APERUNZ NOTE

aperunz.labの備忘録。ビデオ撮影のこと、漫画のこと。

JT CM「ひとつずつですが、未来へ/多様性の尊重」篇に心動かされた話

たばこ会社JTの新しいCMがめっちゃよかったです。

www.jti.co.jp

 

まずはぜひ見てほしいと思います。そのあとはいつもの自分語りをします。

・映像としての良さ

 2年前ぐらいからよく見かけるようになったのですが、細かいカット割りで様々なモチーフを連続して出していくCM増えたと思います。「家庭教師のTRYダンス編」や「android」「KIRINmets」など。

 短い時間内でたくさんの情報を伝えていくCMにおいてこの細かいカット割りはとても有効なんですが、このCMではすべて鳥瞰視点で撮られており統一感があります。その中で道路の直線を連続で見せたり、バレエ、街中の傘、水滴のリングなどモチーフが散漫にならないよう、イメージの中でそれぞれが同じ世界観で共存するように撮られています。またマクロで見た池のボートからミクロで見た顕微鏡下の微生物へ続くカットも連続性が感じられて非常に良いですね。異なるシーンに共通点を見出す作業を視聴者がすることによって、「この世界が連続性を保っている」ことを認識する作りになっているのではないかと思います。テーマが多様性の維持と共存なので、そうやって映像で間接的にテーマの理解の支えをできることはやはりすごいです。

・内容の良さ

 CMなので商業性を伴っており、たばこを売りたいがためのこのメッセージと結論付けてしまうことは可能でしょう。しかし多様性の尊重というお題目に対して、我々はまだ真剣に考え切れていないのではないかと思うのです。

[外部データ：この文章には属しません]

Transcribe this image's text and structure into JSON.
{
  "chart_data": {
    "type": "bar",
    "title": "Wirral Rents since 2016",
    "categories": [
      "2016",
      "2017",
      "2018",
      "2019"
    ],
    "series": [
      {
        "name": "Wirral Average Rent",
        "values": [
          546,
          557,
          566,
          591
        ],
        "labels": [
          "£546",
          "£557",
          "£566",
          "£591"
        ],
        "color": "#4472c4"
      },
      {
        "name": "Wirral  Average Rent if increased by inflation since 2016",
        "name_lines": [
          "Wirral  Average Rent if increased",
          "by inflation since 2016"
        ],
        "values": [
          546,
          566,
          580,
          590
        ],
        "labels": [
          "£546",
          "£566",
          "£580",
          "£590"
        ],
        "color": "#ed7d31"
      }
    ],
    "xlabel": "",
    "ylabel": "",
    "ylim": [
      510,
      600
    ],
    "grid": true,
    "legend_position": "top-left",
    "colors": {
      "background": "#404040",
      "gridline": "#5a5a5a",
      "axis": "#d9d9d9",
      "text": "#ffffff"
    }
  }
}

 別のJTのCM中でとても印象に残っているのが「あなたの好きが誰かの嫌いかもしれない。また誰かの好きがあなたの嫌いかもしれない」という一文です。自省をこめて言いますが、日常生活ではあながちこの感覚忘れがちではないかと思うんですよね。

 社会における正義だからと誰かを非難するときに、本当に正義なのか、その正義を定義したのは誰なのかを今一度問いただした方がいい。また自分の信念に基づく発言を誰かにとがめられたときに、自分の信念が何に根差しているものなのか、それが他人にとがめられても貫くべきものなのかは一度立ち止まって考えなおした方がいい。

 その確認作業こそが社会にあふれるいろんな争いを減らす第一歩なような気がします。

 

このCMでは「たばこを吸う人、吸わない人、共存しましょう」というメッセージではなく「(人々は)様々であるという大切さ、真剣に考えていきたい私たちです」という一文で締めくくられています。考えていきましょう。それが社会を変える一歩になると僕は願っています。